The commissioners suggested the library officials should ask to be placed on the agenda for the next meeting of the Water Authority to get a proper explanation.

In other matters attended to on Tuesday, the commissioners met with project developer Karen Hann, Michael Carpenter and Anthony Gabriel, grant managers for the Center for Community Development under the Pennsylvania Department of Community & Economic Development for onsite performance monitoring. Carpenter reported due to a large number of state retirees at a state level and the need to administer stimulus funding, his office was unable to complete the necessary monitoring last year.

Carpenter also said that due to decisions made at a federal level, Community Development Block Grant (CDBG) funding has increased slightly in the most recent year.

The county moved forward with purchasing $11,501.99 in equipment and supplies in accordance with the License to Carry Grant.

On the heels of the resignation of Union Township tax collector Terra Strait, which became effec- tive August 31, the commissioners agreed to have the county auditors review the township’s tax collection books.

To bring themselves in compliance with state law, the commissioners adopted a policy regarding fees charged for data and paper copies, which was followed by an adoption of the Assessment Office Data Request Policy.
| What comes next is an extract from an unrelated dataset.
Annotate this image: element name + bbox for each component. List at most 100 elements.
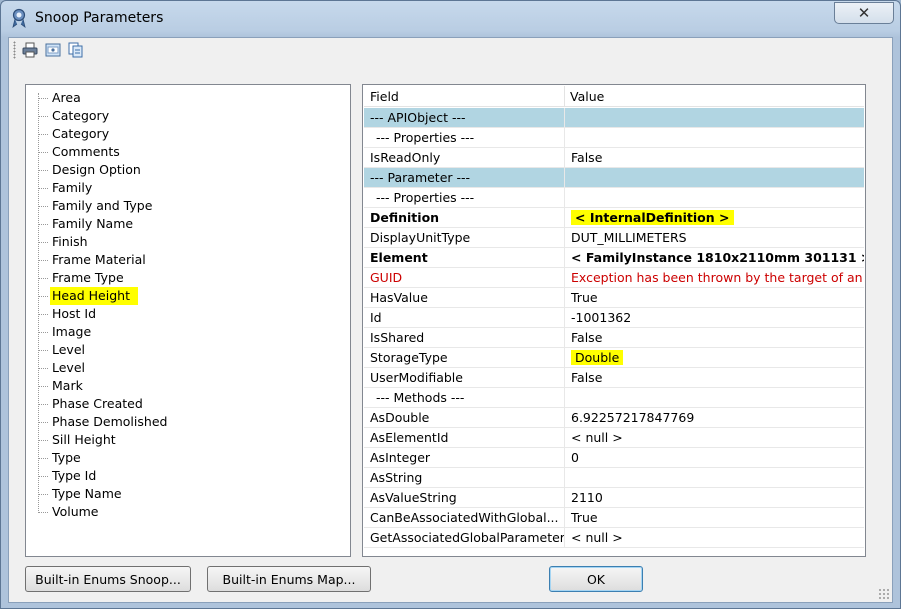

The assessment office policy states office employees are able to provide certain property information over the telephone including name, address, parcel number and total assessment. Additional data can be obtained by visiting the assessment office or through the county’s website at http://www.co.fulton.pa.us/.

Other information currently available on the Web site, the commissioners indicated, are excerpts of the commissioners minutes between the years 1850 and 1925. The information was prepared by local historian and researcher Bill Turner.